Dans le cadre de mon défi 20 rencontres pour grandir et de mon défi 30 jours-30 vidéos, je vous présente ma petite sœur Célie, pour qui l’apprentissage des langues a joué un rôle important dans le choix de son orientation avant qu’elle commence à étudier dans une langue étrangère et que cela soit décisif pour la suite de son parcours.

Je lui ai simplement posé trois questions sur son rapport avec les langues quand elle était au lycée, puis lorsqu’elle a commencé ses études supérieures et maintenant qu’elle sait qu’elle va partir à l’étranger.

Retrouvez son témoignage en vidéo ici :

 

 

Célie est en école de commerce et s’apprête à partir un semestre en Finlande, dans le cadre du programme Erasmus Les langues ont donc une place très importante dans son cursus. Même si ce n’est pas exceptionnel de partir en Erasmus, j’ai pensé que son témoignage serait intéressant.

 

 

Alors Célie, quelle place avaient les langues avant que tu rentres en école de commerce ?

–  J’ai toujours su quand j’ai voulu rentrer en école de commerce que les langues auraient un fort impact, surtout l’anglais, langue majoritaire. Je suis rentrée juste après la terminale, j’ai toujours aimé les langues, bien que nulle en anglais.

Pourtant, je n’en voyais pas le but, mon apprentissage était scolaire. J’apprenais le vocabulaire, quelques compréhensions orales pour le bac et pas au delà. J’aimais les langues de base donc j’ai quand même pu avancer, et c’est ce qui a contribué à mon choix d’orientation.

Mes amis qui n’aimaient pas les langues n’ont pas forcément continué après le bac (en médecine par exemple), s’en sont éloignés et n’ont plus envie d’y revenir. C’est dommage, ils ne saisissent pas à quel point cela peut-être important.

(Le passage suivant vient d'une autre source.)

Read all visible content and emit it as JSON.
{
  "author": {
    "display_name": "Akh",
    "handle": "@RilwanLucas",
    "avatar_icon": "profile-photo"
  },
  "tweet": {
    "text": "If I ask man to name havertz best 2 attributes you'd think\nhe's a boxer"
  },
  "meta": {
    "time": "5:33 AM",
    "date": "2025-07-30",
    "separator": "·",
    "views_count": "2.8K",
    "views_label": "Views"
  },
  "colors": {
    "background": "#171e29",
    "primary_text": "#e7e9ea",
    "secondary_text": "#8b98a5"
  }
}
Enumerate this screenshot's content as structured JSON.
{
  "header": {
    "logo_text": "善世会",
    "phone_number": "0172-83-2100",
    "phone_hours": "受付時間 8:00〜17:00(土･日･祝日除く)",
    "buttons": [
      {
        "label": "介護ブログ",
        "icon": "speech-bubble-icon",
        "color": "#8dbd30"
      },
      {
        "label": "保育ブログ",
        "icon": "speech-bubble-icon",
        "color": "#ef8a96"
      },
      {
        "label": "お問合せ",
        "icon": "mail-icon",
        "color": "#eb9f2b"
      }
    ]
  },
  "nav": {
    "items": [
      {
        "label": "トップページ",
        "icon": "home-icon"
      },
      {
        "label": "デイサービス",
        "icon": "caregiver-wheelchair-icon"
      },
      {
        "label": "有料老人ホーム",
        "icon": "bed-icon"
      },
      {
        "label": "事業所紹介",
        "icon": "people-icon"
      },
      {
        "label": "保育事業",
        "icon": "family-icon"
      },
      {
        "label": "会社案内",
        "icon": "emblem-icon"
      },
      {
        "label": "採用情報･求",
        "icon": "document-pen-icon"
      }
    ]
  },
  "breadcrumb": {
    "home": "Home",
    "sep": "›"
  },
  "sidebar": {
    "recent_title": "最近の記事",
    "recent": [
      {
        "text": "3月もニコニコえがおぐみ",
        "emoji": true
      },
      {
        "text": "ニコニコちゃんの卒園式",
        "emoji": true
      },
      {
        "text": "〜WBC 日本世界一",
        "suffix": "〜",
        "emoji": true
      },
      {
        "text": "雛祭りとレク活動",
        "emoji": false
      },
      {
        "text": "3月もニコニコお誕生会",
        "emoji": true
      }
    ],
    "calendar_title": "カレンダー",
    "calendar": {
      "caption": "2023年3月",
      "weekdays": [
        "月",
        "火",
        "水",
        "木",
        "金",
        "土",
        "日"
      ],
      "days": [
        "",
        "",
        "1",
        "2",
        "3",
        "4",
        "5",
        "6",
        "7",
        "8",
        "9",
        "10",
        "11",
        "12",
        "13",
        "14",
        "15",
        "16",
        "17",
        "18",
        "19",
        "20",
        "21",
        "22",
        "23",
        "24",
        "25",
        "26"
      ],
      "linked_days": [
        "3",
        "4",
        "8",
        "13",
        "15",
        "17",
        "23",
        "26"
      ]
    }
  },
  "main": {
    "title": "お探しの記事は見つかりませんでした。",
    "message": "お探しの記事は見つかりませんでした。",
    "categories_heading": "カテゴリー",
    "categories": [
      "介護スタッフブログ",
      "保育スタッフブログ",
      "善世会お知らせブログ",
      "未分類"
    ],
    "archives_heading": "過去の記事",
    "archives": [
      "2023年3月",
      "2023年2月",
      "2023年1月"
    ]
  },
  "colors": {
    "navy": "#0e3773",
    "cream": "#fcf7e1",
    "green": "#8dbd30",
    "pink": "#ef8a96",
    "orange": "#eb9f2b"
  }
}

  • (Anne-Lise) C’est le problème du lycée : On apprend pour apprendre, parce que c’est obligatoire, on ne fixe pas l’objectif. Dans les études supérieures, c’est davantage concret, c’est ce qui manque au lycée. Si vous lisez cela alors et que vous êtes lycéen ou que vous connaissez des lycéens, gardez en tête ce message : Visez au delà du bac dans votre apprentissage des langues.  C’est tout de suite plus concret.

 

Comment ça se passe aujourd’hui, maintenant que tu sais à quoi ça sert ?

–  Dès ma première année j’ai été mise dans le bain, 40% de mes cours sont 100% en anglais. (Pour la finance notamment.) J’ai des collègues Erasmus et je leur parle anglais au quotidien. Pour moi c’est devenu naturel de parler anglais, je n’ai plus besoin de toute ma concentration pour saisir de quoi on parle. Je pars bientôt en Erasmus, et plus tard dans un stage ou un travail futur, l’anglais sera un indispensable.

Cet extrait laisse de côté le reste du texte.